Thanks Dave! Nothing like opening up a log for the first time. That walnut is nothing compared to some of the pieces I still have to mill yet. I have some cherry as well and decided to do a piece that happened to be the same size as the walnut. image.jpgOnly 4' long and about 13" thick but it's a start. I figured I would start on all my small wood first til I get the hang of it. Here's a pic of it stickered and stacked...image.jpg
Oh and here's a pic of what those walnut logs looked like when I first moved in...
image.jpg The one in the back of the pic is the trunk to these two pieces that was still standing and living off of a couple sapling branches.

BOA
 
It's been awhile since I have made tables but back then splitting, jointing, and making a t&g join with bow ties after drying worked pretty well.
Routered blind dovetailed cross ties almost as long as the width on the bottom side also helped.
 
Truly a "trash to treasure" job. I've seen better logs than those chunked up for firewood. Nice job stacking those slabs, though you might want to support the stack with a post. That's exactly the way I stack and sticker slabs, though I run straps around both ends to make them easy to move with a front end loader. Now the hard part... you need to wait for a couple of years.
 
Truly a "trash to treasure" job. I've seen better logs than those chunked up for firewood. Nice job stacking those slabs, though you might want to support the stack with a post. That's exactly the way I stack and sticker slabs, though I run straps around both ends to make them easy to move with a front end loader. Now the hard part... you need to wait for a couple of years.
Haha yeah I know but I need some time to work on my woodworking skills anyway. May take a few classes because I'm truly clueless on that front. No reason to strap mine because everything is done by hand unfortunately. Already feeling it in my back from 2 small logs and I'm only 28 lol. Need to come up with a better system to get the logs up in the air more....
 
Notch a couple of short fat logs to hold the saw log and parbuckle the saw log onto them up a ramp made from a couple of small logs or timbers.
 
Notch a couple of short fat logs to hold the saw log and parbuckle the saw log onto them up a ramp made from a couple of small logs or timbers.

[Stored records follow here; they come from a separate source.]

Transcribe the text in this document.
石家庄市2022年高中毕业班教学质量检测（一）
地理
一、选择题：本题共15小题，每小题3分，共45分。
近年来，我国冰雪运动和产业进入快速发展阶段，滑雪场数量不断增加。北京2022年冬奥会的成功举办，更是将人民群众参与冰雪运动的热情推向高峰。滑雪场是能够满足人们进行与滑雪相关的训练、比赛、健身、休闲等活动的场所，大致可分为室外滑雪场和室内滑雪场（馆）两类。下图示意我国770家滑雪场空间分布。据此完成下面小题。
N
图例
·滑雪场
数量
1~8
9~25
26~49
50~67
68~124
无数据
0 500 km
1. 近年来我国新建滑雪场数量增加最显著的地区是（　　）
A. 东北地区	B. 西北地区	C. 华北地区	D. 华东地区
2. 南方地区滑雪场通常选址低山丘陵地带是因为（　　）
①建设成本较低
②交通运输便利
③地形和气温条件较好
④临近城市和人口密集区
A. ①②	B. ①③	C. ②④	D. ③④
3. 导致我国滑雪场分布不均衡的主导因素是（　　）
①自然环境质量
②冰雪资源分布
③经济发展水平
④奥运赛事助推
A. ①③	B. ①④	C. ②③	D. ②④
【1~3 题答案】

Yeah I already do something similar. Just need to make it even higher in the air I guess. Thanks for the tips. Pics would be appreciated if anyone out there has some set ups they can share.

BOA
 
More related to the title of the thread, here's some pics of the red oak I have down. image.jpgIt's 31" in diameter and about 27' before the main crotch. image.jpgAnd damn straight I must add. It lost another good solid 8' due to the rot from an ant infestation that caused it to come down in the first place. image.jpg
 
Quarter sawn red oak is real nice. If you can find someone with woodmizer with hydraulics to handle all of the rotating the cant, or if you can get you logs to a mill the will do small jobs like yours it can be done fairly easy, quick with only a modest increase in cost. If this were my log, I would probably get it flitch or cant sawn. This will give you the widest boards with best variety of QS, rift and flat grain patterns and will be cheaper. I normally save 1/4 saw for very specific projects and/or white oak.
 
WoodMizer isn't the only game in town. I have slabbed up to 30" wide on my Norwood HD36 & milled logs up to 36" diameter. And it is a manual mill.
 
My alaskan can do up to 36" but I have a 36" bar so I think I can do around 30" logs. Not bad for a chainsaw.